Abercrombie & Fitch shares plunged 15% in early trading after CEO Fran Horowitz warned of an “increasingly uncertain environment” despite the company reporting strong financial results for its fiscal second quarter. The apparel retailer posted a 21% revenue increase to $1.13 billion, surpassing Wall Street expectations of $1.10 billion. Earnings per share were $2.50, also exceeding the anticipated $2.22.
The company’s impressive sales growth builds on the 16% rise it achieved in the same period last year. This momentum led Abercrombie to raise its full-year sales guidance from 10% growth to a 12-13% increase. However, the full-year outlook remains aligned with analyst estimates, partly due to the impact of one fewer fiscal week in 2024, which is expected to reduce holiday quarter sales by $80 million.
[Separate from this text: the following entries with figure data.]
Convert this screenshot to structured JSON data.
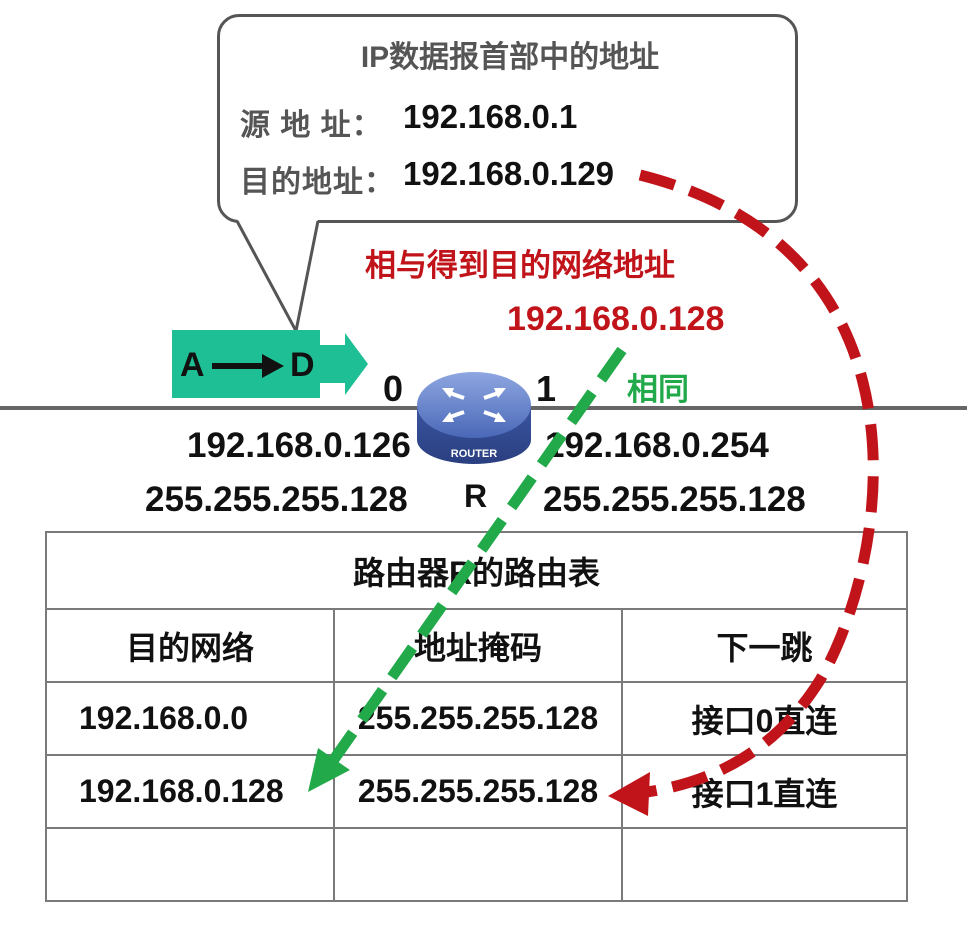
{
  "bubble": {
    "title": "IP数据报首部中的地址",
    "src_label": "源 地 址：",
    "src_value": "192.168.0.1",
    "dst_label": "目的地址：",
    "dst_value": "192.168.0.129"
  },
  "annotation": {
    "and_text": "相与得到目的网络地址",
    "network_address": "192.168.0.128",
    "same_text": "相同"
  },
  "packet": {
    "src": "A",
    "dst": "D"
  },
  "router": {
    "name": "R",
    "icon_text": "ROUTER",
    "port0_label": "0",
    "port1_label": "1",
    "port0_ip": "192.168.0.126",
    "port0_mask": "255.255.255.128",
    "port1_ip": "192.168.0.254",
    "port1_mask": "255.255.255.128"
  },
  "routing_table": {
    "title": "路由器R的路由表",
    "headers": [
      "目的网络",
      "地址掩码",
      "下一跳"
    ],
    "rows": [
      [
        "192.168.0.0",
        "255.255.255.128",
        "接口0直连"
      ],
      [
        "192.168.0.128",
        "255.255.255.128",
        "接口1直连"
      ],
      [
        "",
        "",
        ""
      ]
    ]
  },
  "colors": {
    "red_arrow": "#c0141a",
    "green_arrow": "#22a94a",
    "packet": "#1fbf96",
    "router": "#3d5aa8"
  }
}
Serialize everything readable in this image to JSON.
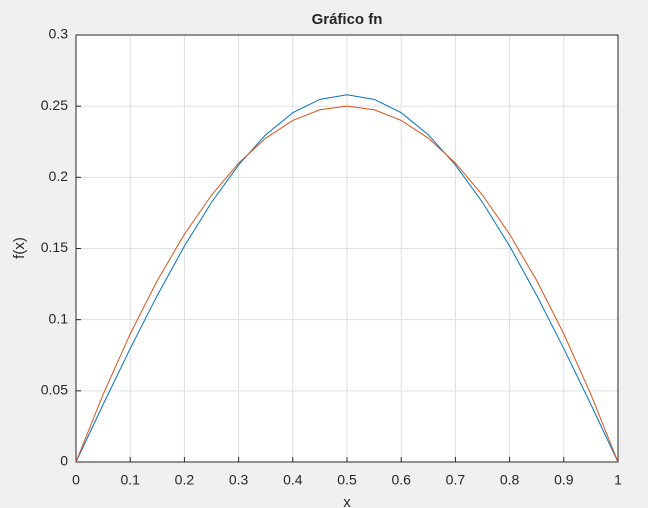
{
  "chart_data": {
    "type": "line",
    "title": "Gráfico fn",
    "x_label": "x",
    "y_label": "f(x)",
    "x": [
      0,
      0.05,
      0.1,
      0.15,
      0.2,
      0.25,
      0.3,
      0.35,
      0.4,
      0.45,
      0.5,
      0.55,
      0.6,
      0.65,
      0.7,
      0.75,
      0.8,
      0.85,
      0.9,
      0.95,
      1
    ],
    "series": [
      {
        "color": "#0072BD",
        "values": [
          0,
          0.0404,
          0.0797,
          0.1171,
          0.1517,
          0.1824,
          0.2087,
          0.2299,
          0.2454,
          0.2548,
          0.258,
          0.2548,
          0.2454,
          0.2299,
          0.2087,
          0.1824,
          0.1517,
          0.1171,
          0.0797,
          0.0404,
          0
        ]
      },
      {
        "color": "#D95319",
        "values": [
          0,
          0.0475,
          0.09,
          0.1275,
          0.16,
          0.1875,
          0.21,
          0.2275,
          0.24,
          0.2475,
          0.25,
          0.2475,
          0.24,
          0.2275,
          0.21,
          0.1875,
          0.16,
          0.1275,
          0.09,
          0.0475,
          0
        ]
      }
    ],
    "xlim": [
      0,
      1
    ],
    "xticks": [
      0,
      0.1,
      0.2,
      0.3,
      0.4,
      0.5,
      0.6,
      0.7,
      0.8,
      0.9,
      1
    ],
    "ylim": [
      0,
      0.3
    ],
    "yticks": [
      0,
      0.05,
      0.1,
      0.15,
      0.2,
      0.25,
      0.3
    ],
    "grid": true
  }
}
Horowitz, known for her optimism in navigating economic challenges, highlighted the company’s disciplined approach to inventory and expenses while executing its global strategy. “We are on track and confident in our goal to deliver sustainable, profitable growth this year, while making strategic long-term investments,” she stated.
Despite the strong quarterly performance, the market reacted to Horowitz’s caution regarding economic uncertainty, with shares—up nearly 89% year-to-date before the announcement—dropping significantly.
Abercrombie’s growth was driven by an 18% increase in same-store sales, bolstered by strong summer and back-to-school demand. The company also saw a 17% sales jump at its Hollister brand and a 16% rise in the Europe, Middle East, and Africa division.
Looking ahead, Abercrombie is focusing on international expansion and partnerships, including a collaboration with Haddad Brands to extend its Abercrombie Kids line to infant and toddler categories, aiming to diversify its channels and sustain growth.